University of Michigan's Tech Transfer Office forms business creation services unit
Ken Nisbet is prepared to do just a little bit more.
Michigan entrepreneurs, saddled with the state’s global image crisis, have to go the extra mile to prove to investors and fellow executives that their business ideas are worthwhile.
But Nisbet, executive director of the University of Michigan’s Technology Transfer Office, said it's worth it. That’s why his office is forming the Michigan Venture Center, a one-stop hub to help university faculty create a bulletproof business case for their entrepreneurial ideas.
“We have to really work hard,” Nisbet said. “We have to aggressively promote our capabilities, our attitude, our willingness to build great companies (and) great job opportunities for our state.”
The Michigan Venture Center concept will be revealed to university faculty Tuesday at the Tech Transfer Office’s annual signature event, Celebrate Invention. The Tech Transfer Office handles technology licensing and business creation for the university.
The concept coalesces a variety of services the Tech Transfer Office has developed in recent years. It aims to provide faculty entrepreneurs with an efficient route to forming a business plan, addressing intellectual property issues, connecting with U-M alumni, offering limited funding, attracting talent and securing investors.

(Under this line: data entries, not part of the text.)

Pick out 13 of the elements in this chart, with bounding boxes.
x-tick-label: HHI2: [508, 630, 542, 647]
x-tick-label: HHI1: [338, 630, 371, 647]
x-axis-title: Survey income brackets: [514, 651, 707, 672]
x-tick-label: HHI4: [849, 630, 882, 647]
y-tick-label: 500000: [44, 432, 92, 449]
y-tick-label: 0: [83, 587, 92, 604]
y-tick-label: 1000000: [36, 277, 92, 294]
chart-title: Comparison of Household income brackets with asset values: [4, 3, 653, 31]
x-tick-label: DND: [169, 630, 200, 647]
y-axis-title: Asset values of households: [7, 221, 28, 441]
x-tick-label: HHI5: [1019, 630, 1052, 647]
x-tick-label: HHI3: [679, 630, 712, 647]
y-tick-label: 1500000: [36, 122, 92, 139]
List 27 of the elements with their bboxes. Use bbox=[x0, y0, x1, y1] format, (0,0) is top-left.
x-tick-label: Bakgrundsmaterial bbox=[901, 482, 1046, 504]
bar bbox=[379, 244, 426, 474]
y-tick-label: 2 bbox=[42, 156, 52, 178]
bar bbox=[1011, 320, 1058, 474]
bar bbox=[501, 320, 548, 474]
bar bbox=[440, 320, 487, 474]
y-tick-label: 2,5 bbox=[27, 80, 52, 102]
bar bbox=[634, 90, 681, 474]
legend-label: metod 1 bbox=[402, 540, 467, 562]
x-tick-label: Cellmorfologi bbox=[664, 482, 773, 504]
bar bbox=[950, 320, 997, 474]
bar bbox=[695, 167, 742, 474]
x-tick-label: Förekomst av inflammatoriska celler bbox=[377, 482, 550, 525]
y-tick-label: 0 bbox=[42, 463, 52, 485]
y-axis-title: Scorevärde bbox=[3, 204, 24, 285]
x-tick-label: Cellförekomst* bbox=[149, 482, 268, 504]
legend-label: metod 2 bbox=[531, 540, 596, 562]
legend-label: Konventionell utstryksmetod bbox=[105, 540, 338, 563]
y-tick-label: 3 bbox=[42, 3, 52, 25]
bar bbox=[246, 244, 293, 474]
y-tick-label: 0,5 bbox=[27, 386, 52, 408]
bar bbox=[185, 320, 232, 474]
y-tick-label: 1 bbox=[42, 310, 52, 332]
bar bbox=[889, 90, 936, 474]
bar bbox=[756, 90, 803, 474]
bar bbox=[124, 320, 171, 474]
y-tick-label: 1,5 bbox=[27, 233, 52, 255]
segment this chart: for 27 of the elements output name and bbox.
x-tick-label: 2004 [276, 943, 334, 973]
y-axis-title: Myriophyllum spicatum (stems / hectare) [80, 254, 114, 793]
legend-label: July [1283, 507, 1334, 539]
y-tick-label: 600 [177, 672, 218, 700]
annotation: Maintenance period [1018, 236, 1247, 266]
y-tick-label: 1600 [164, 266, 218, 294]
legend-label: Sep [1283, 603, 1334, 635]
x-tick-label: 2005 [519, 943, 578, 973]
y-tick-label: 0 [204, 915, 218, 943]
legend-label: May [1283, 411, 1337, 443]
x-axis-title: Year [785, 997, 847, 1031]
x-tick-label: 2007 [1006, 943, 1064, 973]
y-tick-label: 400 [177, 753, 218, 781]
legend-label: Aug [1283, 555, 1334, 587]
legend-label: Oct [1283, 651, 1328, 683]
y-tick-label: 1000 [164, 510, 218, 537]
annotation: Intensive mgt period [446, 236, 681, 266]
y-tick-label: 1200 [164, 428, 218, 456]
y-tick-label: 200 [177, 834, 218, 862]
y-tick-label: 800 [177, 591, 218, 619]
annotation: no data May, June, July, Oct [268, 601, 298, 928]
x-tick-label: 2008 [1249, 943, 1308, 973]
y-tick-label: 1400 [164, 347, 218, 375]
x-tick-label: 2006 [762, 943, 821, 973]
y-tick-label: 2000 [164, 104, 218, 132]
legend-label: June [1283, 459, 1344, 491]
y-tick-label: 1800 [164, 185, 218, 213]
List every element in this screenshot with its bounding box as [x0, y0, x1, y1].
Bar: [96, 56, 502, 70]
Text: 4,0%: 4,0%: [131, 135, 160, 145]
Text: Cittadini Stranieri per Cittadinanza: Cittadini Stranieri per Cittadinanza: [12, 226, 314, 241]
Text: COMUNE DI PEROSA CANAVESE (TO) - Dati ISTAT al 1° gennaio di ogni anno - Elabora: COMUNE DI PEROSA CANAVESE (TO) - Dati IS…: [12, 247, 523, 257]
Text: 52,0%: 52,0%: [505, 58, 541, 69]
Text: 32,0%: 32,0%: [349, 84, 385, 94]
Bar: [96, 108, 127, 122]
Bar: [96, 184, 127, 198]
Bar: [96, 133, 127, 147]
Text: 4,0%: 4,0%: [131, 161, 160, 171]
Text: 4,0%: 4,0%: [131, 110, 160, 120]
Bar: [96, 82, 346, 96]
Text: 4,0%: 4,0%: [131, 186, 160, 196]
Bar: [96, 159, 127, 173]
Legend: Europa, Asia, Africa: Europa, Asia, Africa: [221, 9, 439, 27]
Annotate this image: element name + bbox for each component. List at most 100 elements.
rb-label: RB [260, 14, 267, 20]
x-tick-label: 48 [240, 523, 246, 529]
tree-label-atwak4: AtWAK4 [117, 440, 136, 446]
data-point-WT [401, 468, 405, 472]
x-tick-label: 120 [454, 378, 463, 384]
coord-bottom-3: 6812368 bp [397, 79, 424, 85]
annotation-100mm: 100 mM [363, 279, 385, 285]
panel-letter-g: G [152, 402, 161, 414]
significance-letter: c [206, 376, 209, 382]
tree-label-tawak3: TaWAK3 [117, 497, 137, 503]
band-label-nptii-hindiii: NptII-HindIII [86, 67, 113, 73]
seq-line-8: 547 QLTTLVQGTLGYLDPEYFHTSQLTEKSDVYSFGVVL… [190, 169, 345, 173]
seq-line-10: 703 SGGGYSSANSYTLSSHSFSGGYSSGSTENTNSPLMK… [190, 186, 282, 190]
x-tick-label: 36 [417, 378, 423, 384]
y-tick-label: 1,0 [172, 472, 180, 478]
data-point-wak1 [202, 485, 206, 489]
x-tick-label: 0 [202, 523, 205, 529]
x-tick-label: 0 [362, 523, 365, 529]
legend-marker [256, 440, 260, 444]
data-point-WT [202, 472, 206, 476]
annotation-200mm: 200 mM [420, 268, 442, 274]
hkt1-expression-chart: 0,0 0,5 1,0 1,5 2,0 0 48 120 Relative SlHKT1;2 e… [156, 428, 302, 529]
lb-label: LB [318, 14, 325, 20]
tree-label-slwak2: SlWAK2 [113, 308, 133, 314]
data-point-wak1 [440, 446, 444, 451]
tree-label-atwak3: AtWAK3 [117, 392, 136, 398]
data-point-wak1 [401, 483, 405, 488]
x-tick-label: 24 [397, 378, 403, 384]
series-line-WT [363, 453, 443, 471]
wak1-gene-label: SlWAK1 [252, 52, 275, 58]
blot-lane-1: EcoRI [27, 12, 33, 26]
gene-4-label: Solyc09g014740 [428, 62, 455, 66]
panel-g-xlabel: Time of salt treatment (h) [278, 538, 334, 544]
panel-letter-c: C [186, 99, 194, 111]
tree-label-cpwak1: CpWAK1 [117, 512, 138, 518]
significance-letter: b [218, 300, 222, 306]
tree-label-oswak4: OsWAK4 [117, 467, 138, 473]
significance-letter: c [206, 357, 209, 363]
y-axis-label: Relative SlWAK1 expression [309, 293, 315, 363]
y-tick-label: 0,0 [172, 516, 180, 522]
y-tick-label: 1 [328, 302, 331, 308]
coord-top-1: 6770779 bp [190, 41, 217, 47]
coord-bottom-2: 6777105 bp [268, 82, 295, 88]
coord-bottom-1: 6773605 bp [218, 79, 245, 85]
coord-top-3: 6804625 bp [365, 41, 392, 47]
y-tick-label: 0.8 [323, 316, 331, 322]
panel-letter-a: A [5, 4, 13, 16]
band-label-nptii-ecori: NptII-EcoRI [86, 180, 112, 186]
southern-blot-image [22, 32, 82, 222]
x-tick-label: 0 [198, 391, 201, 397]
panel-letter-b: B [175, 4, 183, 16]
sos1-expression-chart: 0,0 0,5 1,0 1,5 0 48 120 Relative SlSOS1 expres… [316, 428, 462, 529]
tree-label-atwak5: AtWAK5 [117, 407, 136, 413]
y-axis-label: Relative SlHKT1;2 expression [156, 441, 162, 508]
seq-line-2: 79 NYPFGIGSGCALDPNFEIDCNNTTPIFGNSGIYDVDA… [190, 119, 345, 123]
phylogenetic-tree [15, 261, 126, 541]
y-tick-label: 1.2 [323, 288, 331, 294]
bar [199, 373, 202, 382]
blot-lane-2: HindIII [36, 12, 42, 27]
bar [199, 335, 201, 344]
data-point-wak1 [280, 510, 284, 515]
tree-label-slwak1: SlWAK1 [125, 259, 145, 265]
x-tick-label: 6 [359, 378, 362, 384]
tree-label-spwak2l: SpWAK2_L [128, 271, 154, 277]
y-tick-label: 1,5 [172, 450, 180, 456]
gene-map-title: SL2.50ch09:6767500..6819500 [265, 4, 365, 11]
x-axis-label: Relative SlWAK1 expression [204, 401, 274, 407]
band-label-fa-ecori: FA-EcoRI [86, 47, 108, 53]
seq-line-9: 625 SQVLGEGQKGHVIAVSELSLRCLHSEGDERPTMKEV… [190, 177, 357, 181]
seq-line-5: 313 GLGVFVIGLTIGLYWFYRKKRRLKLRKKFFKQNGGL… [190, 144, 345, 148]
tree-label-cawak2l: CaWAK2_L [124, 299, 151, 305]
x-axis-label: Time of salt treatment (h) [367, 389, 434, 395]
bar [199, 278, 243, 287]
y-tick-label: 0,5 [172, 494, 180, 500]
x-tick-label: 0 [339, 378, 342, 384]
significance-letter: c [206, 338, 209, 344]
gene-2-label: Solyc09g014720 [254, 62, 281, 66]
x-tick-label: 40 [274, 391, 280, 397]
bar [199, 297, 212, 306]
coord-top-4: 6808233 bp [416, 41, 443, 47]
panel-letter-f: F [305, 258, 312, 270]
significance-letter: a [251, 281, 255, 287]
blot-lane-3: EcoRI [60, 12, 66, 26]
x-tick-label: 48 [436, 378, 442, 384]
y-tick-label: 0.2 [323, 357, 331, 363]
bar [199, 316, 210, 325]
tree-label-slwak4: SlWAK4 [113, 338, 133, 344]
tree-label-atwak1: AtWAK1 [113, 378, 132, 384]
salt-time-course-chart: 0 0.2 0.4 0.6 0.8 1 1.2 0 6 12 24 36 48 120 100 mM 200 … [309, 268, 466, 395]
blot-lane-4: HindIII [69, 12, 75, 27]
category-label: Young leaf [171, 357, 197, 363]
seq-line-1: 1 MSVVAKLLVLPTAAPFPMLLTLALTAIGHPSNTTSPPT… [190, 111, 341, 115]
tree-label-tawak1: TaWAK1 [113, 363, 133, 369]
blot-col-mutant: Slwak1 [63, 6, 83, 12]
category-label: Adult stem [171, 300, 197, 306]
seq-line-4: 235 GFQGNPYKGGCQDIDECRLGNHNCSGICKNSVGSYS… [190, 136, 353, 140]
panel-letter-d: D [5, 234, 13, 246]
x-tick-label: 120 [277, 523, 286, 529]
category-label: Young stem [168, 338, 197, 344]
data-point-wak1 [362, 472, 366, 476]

The office also employs half a dozen “mentors-in-residence” for one-year periods - technology and business experts who help determine whether faculty business ideas are worth pursuing.
A realization that the economic crisis has created an environment in which funders are choosy with their investment opportunities is driving the Michigan Venture Center. The hub aims to help faculty convince prospective investors and other partners that their business idea can't miss.
“We’re trying to do a better job of preparing our opportunities so our outside partners are willing to take the risk,” Nisbet said.
The initiative reflects a natural step in the Tech Transfer Office’s evolution, Nisbet said. The Tech Transfer Office licenses an average of nine new startup companies annually. But Nisbet wants to increase that figure to 12.
In the fiscal year 2008-09, which ended June 30, the office started eight companies and recorded a 20 percent boost in royalty income to about $15 million. The office also reaped $3 million in equity returns.
Nisbet acknowledged that the global financial crisis briefly slowed licensing activity to a standstill in the early months of 2009.
“Everybody had a downturn this year,” he said. “We were scared at the beginning of the year at how much interest had dropped off. We were delighted in how strong we finished because things really seemed to pick up.”
Leading the initiative is Jim O’Connell, whose tech transfer experience has focused on cultivating U-M biomedical research into businesses.
O’Connell said the Michigan Venture Center can provide an efficient way for faculty to pursue a potential business idea.
“When someone comes to us, we’re designed to be the center of the hub,” he said. “Something comes to us and we funnel it out to the appropriate spoke or spokes to get things moving.”
The Michigan Venture Center could also help the Tech Transfer Office prepare for the university’s increased focus on supporting its own startup companies. U-M officials have indicated that the university may offer space to its own startup companies at Ann Arbor’s 2-million-square-foot ex-Pfizer site, which the university acquired this year for $108 million.
"We think there is opportunity to have synergy of proximity," Nisbet said.